Pathophysiology of pain after burn injuries

Pain after burn injuries has various reasons and sources. Burn depth and pain intensity are not always directly related. Thus, a solid fundamental knowledge of physiology and pathogenesis of burn injury pain is an important prerequisite for an adequate therapy and medication.

Nociceptive pain

Pain caused by stimulating the nociceptors play a vital role. Nociceptive pain has signal and warning functions for the human organism.

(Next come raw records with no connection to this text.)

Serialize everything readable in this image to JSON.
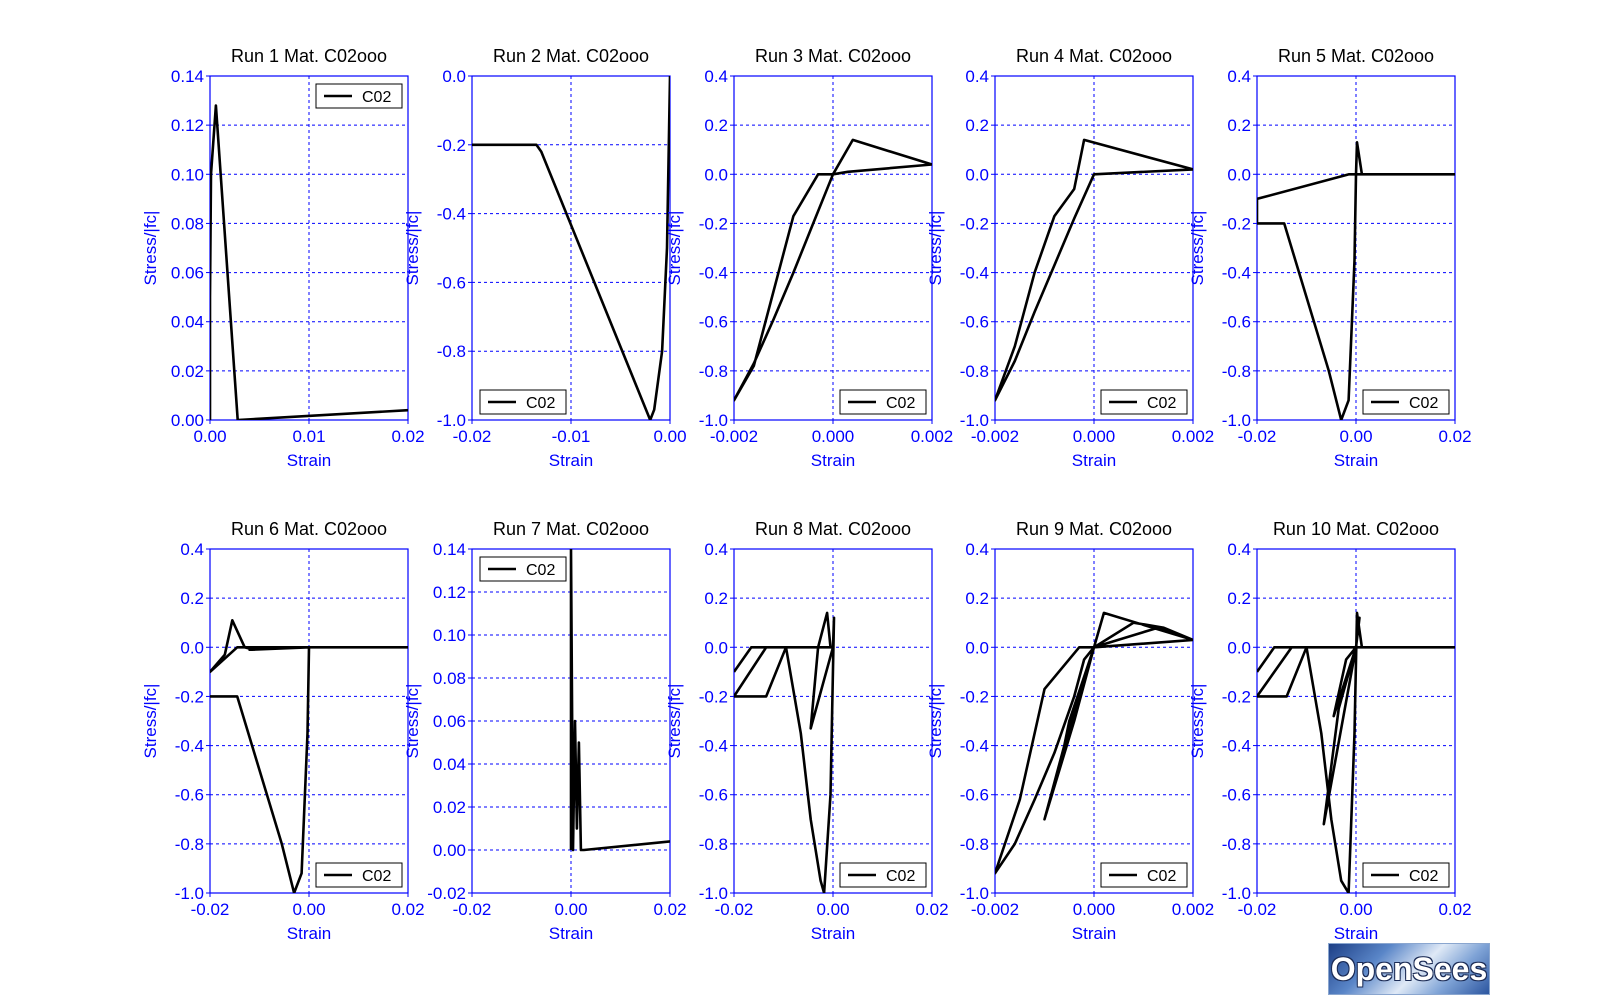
{
  "chart_data": [
    {
      "type": "line",
      "title": "Run 1   Mat. C02ooo",
      "xlabel": "Strain",
      "ylabel": "Stress/|fc|",
      "xlim": [
        0.0,
        0.02
      ],
      "ylim": [
        0.0,
        0.14
      ],
      "xticks": [
        "0.00",
        "0.01",
        "0.02"
      ],
      "xtick_values": [
        0.0,
        0.01,
        0.02
      ],
      "yticks": [
        "0.00",
        "0.02",
        "0.04",
        "0.06",
        "0.08",
        "0.10",
        "0.12",
        "0.14"
      ],
      "ytick_values": [
        0.0,
        0.02,
        0.04,
        0.06,
        0.08,
        0.1,
        0.12,
        0.14
      ],
      "zero_lines": {
        "x": [
          0.01
        ],
        "y": []
      },
      "legend": {
        "label": "C02",
        "position": "top-right"
      },
      "series": [
        {
          "x": [
            0.0,
            0.0,
            0.0001,
            0.0006,
            0.0028,
            0.02
          ],
          "y": [
            0.0,
            0.05,
            0.1,
            0.128,
            0.0,
            0.004
          ]
        }
      ]
    },
    {
      "type": "line",
      "title": "Run 2   Mat. C02ooo",
      "xlabel": "Strain",
      "ylabel": "Stress/|fc|",
      "xlim": [
        -0.02,
        0.0
      ],
      "ylim": [
        -1.0,
        0.0
      ],
      "xticks": [
        "-0.02",
        "-0.01",
        "0.00"
      ],
      "xtick_values": [
        -0.02,
        -0.01,
        0.0
      ],
      "yticks": [
        "-1.0",
        "-0.8",
        "-0.6",
        "-0.4",
        "-0.2",
        "0.0"
      ],
      "ytick_values": [
        -1.0,
        -0.8,
        -0.6,
        -0.4,
        -0.2,
        0.0
      ],
      "zero_lines": {
        "x": [
          -0.01
        ],
        "y": []
      },
      "legend": {
        "label": "C02",
        "position": "bottom-left"
      },
      "series": [
        {
          "x": [
            -0.02,
            -0.0135,
            -0.013,
            -0.002,
            -0.0016,
            -0.0008,
            -0.0003,
            0.0
          ],
          "y": [
            -0.2,
            -0.2,
            -0.22,
            -1.0,
            -0.97,
            -0.8,
            -0.5,
            0.0
          ]
        }
      ]
    },
    {
      "type": "line",
      "title": "Run 3   Mat. C02ooo",
      "xlabel": "Strain",
      "ylabel": "Stress/|fc|",
      "xlim": [
        -0.002,
        0.002
      ],
      "ylim": [
        -1.0,
        0.4
      ],
      "xticks": [
        "-0.002",
        "0.000",
        "0.002"
      ],
      "xtick_values": [
        -0.002,
        0.0,
        0.002
      ],
      "yticks": [
        "-1.0",
        "-0.8",
        "-0.6",
        "-0.4",
        "-0.2",
        "0.0",
        "0.2",
        "0.4"
      ],
      "ytick_values": [
        -1.0,
        -0.8,
        -0.6,
        -0.4,
        -0.2,
        0.0,
        0.2,
        0.4
      ],
      "zero_lines": {
        "x": [
          0.0
        ],
        "y": [
          0.0
        ]
      },
      "legend": {
        "label": "C02",
        "position": "bottom-right"
      },
      "series": [
        {
          "x": [
            0.0,
            -0.0004,
            -0.0008,
            -0.0012,
            -0.0016,
            -0.002,
            -0.0016,
            -0.0008,
            -0.0003,
            0.0,
            0.0004,
            0.002,
            0.0003,
            0.0
          ],
          "y": [
            0.0,
            -0.2,
            -0.4,
            -0.59,
            -0.77,
            -0.92,
            -0.78,
            -0.17,
            0.0,
            0.0,
            0.14,
            0.04,
            0.01,
            0.0
          ]
        }
      ]
    },
    {
      "type": "line",
      "title": "Run 4   Mat. C02ooo",
      "xlabel": "Strain",
      "ylabel": "Stress/|fc|",
      "xlim": [
        -0.002,
        0.002
      ],
      "ylim": [
        -1.0,
        0.4
      ],
      "xticks": [
        "-0.002",
        "0.000",
        "0.002"
      ],
      "xtick_values": [
        -0.002,
        0.0,
        0.002
      ],
      "yticks": [
        "-1.0",
        "-0.8",
        "-0.6",
        "-0.4",
        "-0.2",
        "0.0",
        "0.2",
        "0.4"
      ],
      "ytick_values": [
        -1.0,
        -0.8,
        -0.6,
        -0.4,
        -0.2,
        0.0,
        0.2,
        0.4
      ],
      "zero_lines": {
        "x": [
          0.0
        ],
        "y": [
          0.0
        ]
      },
      "legend": {
        "label": "C02",
        "position": "bottom-right"
      },
      "series": [
        {
          "x": [
            0.002,
            0.0,
            -0.0004,
            -0.0008,
            -0.0012,
            -0.0016,
            -0.002,
            -0.0016,
            -0.0012,
            -0.0008,
            -0.0004,
            -0.0002,
            0.002
          ],
          "y": [
            0.02,
            0.0,
            -0.18,
            -0.37,
            -0.56,
            -0.76,
            -0.92,
            -0.7,
            -0.4,
            -0.17,
            -0.06,
            0.14,
            0.02
          ]
        }
      ]
    },
    {
      "type": "line",
      "title": "Run 5   Mat. C02ooo",
      "xlabel": "Strain",
      "ylabel": "Stress/|fc|",
      "xlim": [
        -0.02,
        0.02
      ],
      "ylim": [
        -1.0,
        0.4
      ],
      "xticks": [
        "-0.02",
        "0.00",
        "0.02"
      ],
      "xtick_values": [
        -0.02,
        0.0,
        0.02
      ],
      "yticks": [
        "-1.0",
        "-0.8",
        "-0.6",
        "-0.4",
        "-0.2",
        "0.0",
        "0.2",
        "0.4"
      ],
      "ytick_values": [
        -1.0,
        -0.8,
        -0.6,
        -0.4,
        -0.2,
        0.0,
        0.2,
        0.4
      ],
      "zero_lines": {
        "x": [
          0.0
        ],
        "y": [
          0.0
        ]
      },
      "legend": {
        "label": "C02",
        "position": "bottom-right"
      },
      "series": [
        {
          "x": [
            0.0,
            0.0002,
            0.0012,
            0.0,
            -0.0014,
            -0.02,
            -0.02,
            -0.0145,
            -0.0055,
            -0.003,
            -0.0015,
            -0.0003,
            0.0,
            0.02
          ],
          "y": [
            0.0,
            0.13,
            0.0,
            0.0,
            0.0,
            -0.1,
            -0.2,
            -0.2,
            -0.8,
            -1.0,
            -0.92,
            -0.35,
            0.0,
            0.0
          ]
        }
      ]
    },
    {
      "type": "line",
      "title": "Run 6   Mat. C02ooo",
      "xlabel": "Strain",
      "ylabel": "Stress/|fc|",
      "xlim": [
        -0.02,
        0.02
      ],
      "ylim": [
        -1.0,
        0.4
      ],
      "xticks": [
        "-0.02",
        "0.00",
        "0.02"
      ],
      "xtick_values": [
        -0.02,
        0.0,
        0.02
      ],
      "yticks": [
        "-1.0",
        "-0.8",
        "-0.6",
        "-0.4",
        "-0.2",
        "0.0",
        "0.2",
        "0.4"
      ],
      "ytick_values": [
        -1.0,
        -0.8,
        -0.6,
        -0.4,
        -0.2,
        0.0,
        0.2,
        0.4
      ],
      "zero_lines": {
        "x": [
          0.0
        ],
        "y": [
          0.0
        ]
      },
      "legend": {
        "label": "C02",
        "position": "bottom-right"
      },
      "series": [
        {
          "x": [
            -0.02,
            -0.0145,
            -0.0055,
            -0.003,
            -0.0015,
            -0.0003,
            0.0,
            0.0,
            -0.0145,
            -0.02,
            -0.017,
            -0.0155,
            -0.013,
            -0.011,
            -0.012,
            0.0,
            0.02
          ],
          "y": [
            -0.2,
            -0.2,
            -0.8,
            -1.0,
            -0.92,
            -0.35,
            0.0,
            0.0,
            0.0,
            -0.1,
            -0.03,
            0.11,
            0.0,
            -0.01,
            -0.01,
            0.0,
            0.0
          ]
        }
      ]
    },
    {
      "type": "line",
      "title": "Run 7   Mat. C02ooo",
      "xlabel": "Strain",
      "ylabel": "Stress/|fc|",
      "xlim": [
        -0.02,
        0.02
      ],
      "ylim": [
        -0.02,
        0.14
      ],
      "xticks": [
        "-0.02",
        "0.00",
        "0.02"
      ],
      "xtick_values": [
        -0.02,
        0.0,
        0.02
      ],
      "yticks": [
        "-0.02",
        "0.00",
        "0.02",
        "0.04",
        "0.06",
        "0.08",
        "0.10",
        "0.12",
        "0.14"
      ],
      "ytick_values": [
        -0.02,
        0.0,
        0.02,
        0.04,
        0.06,
        0.08,
        0.1,
        0.12,
        0.14
      ],
      "zero_lines": {
        "x": [
          0.0
        ],
        "y": [
          0.0
        ]
      },
      "legend": {
        "label": "C02",
        "position": "top-left"
      },
      "series": [
        {
          "x": [
            0.0,
            0.0,
            0.0004,
            0.0008,
            0.0012,
            0.0016,
            0.002,
            0.0026,
            0.02
          ],
          "y": [
            0.0,
            0.14,
            0.0,
            0.06,
            0.01,
            0.05,
            0.0,
            0.0,
            0.004
          ]
        }
      ]
    },
    {
      "type": "line",
      "title": "Run 8   Mat. C02ooo",
      "xlabel": "Strain",
      "ylabel": "Stress/|fc|",
      "xlim": [
        -0.02,
        0.02
      ],
      "ylim": [
        -1.0,
        0.4
      ],
      "xticks": [
        "-0.02",
        "0.00",
        "0.02"
      ],
      "xtick_values": [
        -0.02,
        0.0,
        0.02
      ],
      "yticks": [
        "-1.0",
        "-0.8",
        "-0.6",
        "-0.4",
        "-0.2",
        "0.0",
        "0.2",
        "0.4"
      ],
      "ytick_values": [
        -1.0,
        -0.8,
        -0.6,
        -0.4,
        -0.2,
        0.0,
        0.2,
        0.4
      ],
      "zero_lines": {
        "x": [
          0.0
        ],
        "y": [
          0.0
        ]
      },
      "legend": {
        "label": "C02",
        "position": "bottom-right"
      },
      "series": [
        {
          "x": [
            -0.02,
            -0.0165,
            0.0,
            -0.0135,
            -0.02,
            -0.0135,
            -0.0095,
            -0.0065,
            -0.0045,
            -0.0025,
            -0.0018,
            -0.0005,
            0.0002,
            0.0,
            -0.0045,
            -0.003,
            -0.0012,
            -0.0005,
            0.0
          ],
          "y": [
            -0.1,
            0.0,
            0.0,
            0.0,
            -0.2,
            -0.2,
            0.0,
            -0.35,
            -0.7,
            -0.95,
            -1.0,
            -0.6,
            0.12,
            0.0,
            -0.33,
            0.0,
            0.14,
            0.0,
            0.0
          ]
        }
      ]
    },
    {
      "type": "line",
      "title": "Run 9   Mat. C02ooo",
      "xlabel": "Strain",
      "ylabel": "Stress/|fc|",
      "xlim": [
        -0.002,
        0.002
      ],
      "ylim": [
        -1.0,
        0.4
      ],
      "xticks": [
        "-0.002",
        "0.000",
        "0.002"
      ],
      "xtick_values": [
        -0.002,
        0.0,
        0.002
      ],
      "yticks": [
        "-1.0",
        "-0.8",
        "-0.6",
        "-0.4",
        "-0.2",
        "0.0",
        "0.2",
        "0.4"
      ],
      "ytick_values": [
        -1.0,
        -0.8,
        -0.6,
        -0.4,
        -0.2,
        0.0,
        0.2,
        0.4
      ],
      "zero_lines": {
        "x": [
          0.0
        ],
        "y": [
          0.0
        ]
      },
      "legend": {
        "label": "C02",
        "position": "bottom-right"
      },
      "series": [
        {
          "x": [
            0.0,
            -0.0002,
            -0.0004,
            -0.0008,
            -0.0012,
            -0.0016,
            -0.002,
            -0.0015,
            -0.001,
            -0.0003,
            0.0,
            0.0002,
            0.002,
            0.0,
            0.0008,
            0.0014,
            0.002,
            0.0,
            -0.0006,
            -0.001,
            -0.0004,
            0.0,
            0.0013,
            0.002,
            0.0,
            -0.0007,
            -0.0005,
            0.0,
            0.002
          ],
          "y": [
            0.0,
            -0.05,
            -0.2,
            -0.43,
            -0.62,
            -0.8,
            -0.92,
            -0.62,
            -0.17,
            0.0,
            0.0,
            0.14,
            0.03,
            0.0,
            0.1,
            0.08,
            0.03,
            0.0,
            -0.4,
            -0.7,
            -0.3,
            0.0,
            0.08,
            0.03,
            0.0,
            -0.5,
            -0.3,
            0.0,
            0.03
          ]
        }
      ]
    },
    {
      "type": "line",
      "title": "Run 10   Mat. C02ooo",
      "xlabel": "Strain",
      "ylabel": "Stress/|fc|",
      "xlim": [
        -0.02,
        0.02
      ],
      "ylim": [
        -1.0,
        0.4
      ],
      "xticks": [
        "-0.02",
        "0.00",
        "0.02"
      ],
      "xtick_values": [
        -0.02,
        0.0,
        0.02
      ],
      "yticks": [
        "-1.0",
        "-0.8",
        "-0.6",
        "-0.4",
        "-0.2",
        "0.0",
        "0.2",
        "0.4"
      ],
      "ytick_values": [
        -1.0,
        -0.8,
        -0.6,
        -0.4,
        -0.2,
        0.0,
        0.2,
        0.4
      ],
      "zero_lines": {
        "x": [
          0.0
        ],
        "y": [
          0.0
        ]
      },
      "legend": {
        "label": "C02",
        "position": "bottom-right"
      },
      "series": [
        {
          "x": [
            -0.02,
            -0.0165,
            0.02,
            -0.013,
            -0.02,
            -0.014,
            -0.01,
            -0.007,
            -0.005,
            -0.003,
            -0.0015,
            -0.0003,
            0.0002,
            0.0012,
            0.0,
            -0.0065,
            -0.0035,
            0.0,
            0.0007,
            0.0,
            -0.0045,
            -0.002,
            0.0
          ],
          "y": [
            -0.1,
            0.0,
            0.0,
            0.0,
            -0.2,
            -0.2,
            0.0,
            -0.35,
            -0.7,
            -0.95,
            -1.0,
            -0.35,
            0.14,
            0.0,
            0.0,
            -0.72,
            -0.25,
            0.0,
            0.12,
            0.0,
            -0.28,
            -0.05,
            0.0
          ]
        }
      ]
    }
  ],
  "logo": {
    "text": "OpenSees",
    "description": "OpenSees logo"
  },
  "colors": {
    "axes": "#0000ff",
    "curve": "#000000",
    "grid": "#0000ff",
    "title": "#000000"
  }
}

Nociceptors are situated at the free ends of the pain conducting nerve fibres. Depending on their localizations they are subdivided into somatic nociceptors (in the muscles, tendons, joints, bones and skin) and visceral nociceptors. A large proportion of them are sleeping nociceptors which can only be stimulated when inflammation occurs. Nociceptors are stimulated by chemical, thermal and mechanical noxa. This stimulation is conducted to the posterior horn of the spinal cord in the form of evoked potentials (translocation) via richly myelinated and fast conducting A -fibers (giving sharp and terebrant pain that can be easily located) and unmyelinated and slowly conducting C-fibres (giving permanent dull pain that cannot be easily located). In the spinal cord stimulating amino acids, as for example aspartate and glutamate, and substance P and calcitonine gene related peptide (CGRP) are set free, which causes the transmission to second order neurons (nociceptive-specific neurons and wide dynamic range neurons). The second order neurons conduct the pain impulses via the tractus spinothalamicus and the tractus spinoreticularis to the thalamus and then to cortical areas. The somatosensoric pain processing is carried out in the lateral thalamocortical pain processing system whereas the medial thalamocortical pain processing system shows connections to the limbic system. Here affective nociception occurs.

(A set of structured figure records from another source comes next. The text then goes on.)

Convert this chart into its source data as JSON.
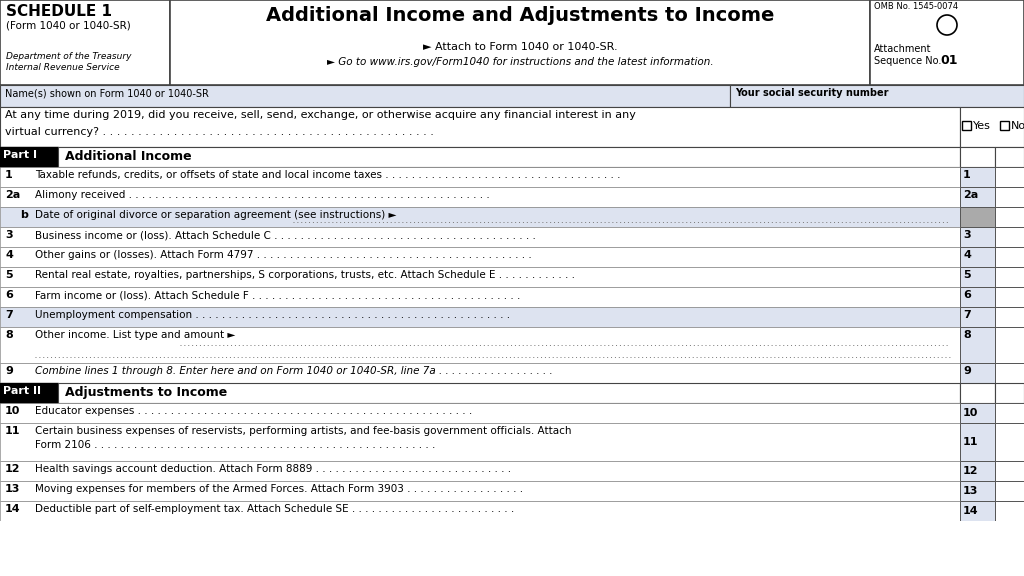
{
  "title": "Additional Income and Adjustments to Income",
  "schedule_label": "SCHEDULE 1",
  "form_label": "(Form 1040 or 1040-SR)",
  "dept_label": "Department of the Treasury",
  "irs_label": "Internal Revenue Service",
  "attach_line1": "► Attach to Form 1040 or 1040-SR.",
  "attach_line2": "► Go to www.irs.gov/Form1040 for instructions and the latest information.",
  "omb_label": "OMB No. 1545-0074",
  "ssn_label": "Your social security number",
  "name_label": "Name(s) shown on Form 1040 or 1040-SR",
  "bg_color": "#ffffff",
  "header_bg": "#dde3f0",
  "row_highlight": "#dde3f0",
  "gray_box": "#aaaaaa",
  "part1_label": "Part I",
  "part1_title": "Additional Income",
  "part2_label": "Part II",
  "part2_title": "Adjustments to Income",
  "rows_part1": [
    {
      "num": "1",
      "text": "Taxable refunds, credits, or offsets of state and local income taxes . . . . . . . . . . . . . . . . . . . . . . . . . . . . . . . . . . . .",
      "bg": "white",
      "label": "1",
      "gray": false,
      "dotted": false,
      "tall": false
    },
    {
      "num": "2a",
      "text": "Alimony received . . . . . . . . . . . . . . . . . . . . . . . . . . . . . . . . . . . . . . . . . . . . . . . . . . . . . . .",
      "bg": "white",
      "label": "2a",
      "gray": false,
      "dotted": false,
      "tall": false
    },
    {
      "num": "b",
      "text": "Date of original divorce or separation agreement (see instructions) ►",
      "bg": "#dde3f0",
      "label": "",
      "gray": true,
      "dotted": true,
      "tall": false
    },
    {
      "num": "3",
      "text": "Business income or (loss). Attach Schedule C . . . . . . . . . . . . . . . . . . . . . . . . . . . . . . . . . . . . . . . .",
      "bg": "white",
      "label": "3",
      "gray": false,
      "dotted": false,
      "tall": false
    },
    {
      "num": "4",
      "text": "Other gains or (losses). Attach Form 4797 . . . . . . . . . . . . . . . . . . . . . . . . . . . . . . . . . . . . . . . . . .",
      "bg": "white",
      "label": "4",
      "gray": false,
      "dotted": false,
      "tall": false
    },
    {
      "num": "5",
      "text": "Rental real estate, royalties, partnerships, S corporations, trusts, etc. Attach Schedule E . . . . . . . . . . . .",
      "bg": "white",
      "label": "5",
      "gray": false,
      "dotted": false,
      "tall": false
    },
    {
      "num": "6",
      "text": "Farm income or (loss). Attach Schedule F . . . . . . . . . . . . . . . . . . . . . . . . . . . . . . . . . . . . . . . . .",
      "bg": "white",
      "label": "6",
      "gray": false,
      "dotted": false,
      "tall": false
    },
    {
      "num": "7",
      "text": "Unemployment compensation . . . . . . . . . . . . . . . . . . . . . . . . . . . . . . . . . . . . . . . . . . . . . . . .",
      "bg": "#dde3f0",
      "label": "7",
      "gray": false,
      "dotted": false,
      "tall": false
    },
    {
      "num": "8",
      "text": "Other income. List type and amount ►",
      "bg": "white",
      "label": "8",
      "gray": false,
      "dotted": true,
      "tall": true
    },
    {
      "num": "9",
      "text": "Combine lines 1 through 8. Enter here and on Form 1040 or 1040-SR, line 7a . . . . . . . . . . . . . . . . . .",
      "bg": "white",
      "label": "9",
      "gray": false,
      "dotted": false,
      "tall": false,
      "italic": true
    }
  ],
  "rows_part2": [
    {
      "num": "10",
      "text": "Educator expenses . . . . . . . . . . . . . . . . . . . . . . . . . . . . . . . . . . . . . . . . . . . . . . . . . . .",
      "bg": "white",
      "label": "10",
      "tall": false
    },
    {
      "num": "11",
      "text": "Certain business expenses of reservists, performing artists, and fee-basis government officials. Attach\nForm 2106 . . . . . . . . . . . . . . . . . . . . . . . . . . . . . . . . . . . . . . . . . . . . . . . . . . . .",
      "bg": "white",
      "label": "11",
      "tall": true
    },
    {
      "num": "12",
      "text": "Health savings account deduction. Attach Form 8889 . . . . . . . . . . . . . . . . . . . . . . . . . . . . . .",
      "bg": "white",
      "label": "12",
      "tall": false
    },
    {
      "num": "13",
      "text": "Moving expenses for members of the Armed Forces. Attach Form 3903 . . . . . . . . . . . . . . . . . .",
      "bg": "white",
      "label": "13",
      "tall": false
    },
    {
      "num": "14",
      "text": "Deductible part of self-employment tax. Attach Schedule SE . . . . . . . . . . . . . . . . . . . . . . . . .",
      "bg": "white",
      "label": "14",
      "tall": false
    }
  ]
}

Nociception can be treated well with opioids and non-opioids.

Inflammation-related pain

Tissue trauma sets free inflammatory mediators (prostaglandines, cytokines, oxygen radicals. histamine, bradykinine and platelet activating factor). These cause a peripheral sensitization with decreasing the stimulus threshold of the nociceptors (primary hyperalgesia). Inflammation-related pain occurs within minutes and is reversible after wound healing.

Persistent and repeatedly occurring inflamma- tion-related pain might be caused by wound infection [1].

Continuous nociceptive inflow from the periphery sensitizes secondary nociceptive neurons in the posterior horn of the spinal cord (central sensitization). Their reaction to stimuli is an increased discharging frequency. Thus a higher number of glutamate, substance P and CGRP are set free, glutamate receptors are depolarized (AMPA receptors, NMDA receptors) and calcium flows into central pain neurons. Via expression of immediate early genes, the receptive areas in the periphery, with an increased sensitivity to pain in the neighboring unaffected area of the primary lesion, are enlarged [4].

Neuropathic pain

Neuropathic pain is caused by injury, deafferenciation, illness or functional disorders of the afferent nervous system. This kind of pain does not have any biological function and causes severe suffering and is often resistant to therapy.

The disorders in the afferent system can be accompanied by negative phenomena (hypesthesia and hypalgesia) and positive phenomena (paresthesia, dysesthesia, hyperalgesia, allodynia and burning, terebrant pain).

Neuropathic pain after burns can occur directly or after a period of time: on the one hand burns damage and partially destroy nerve structures. Some studies showed that neuropathic pain already occurred within 1 to 7 days after the burn injury happened [5]. On the other hand neuropathic sensation or pain can also occur a long time after the healing of a burn wound [6, 7]. It is assumed that this is due to an unsuccessful regeneration of the nerves with ingrowth of damaged neurons to neighboring healthy nerves or the formation of neurons.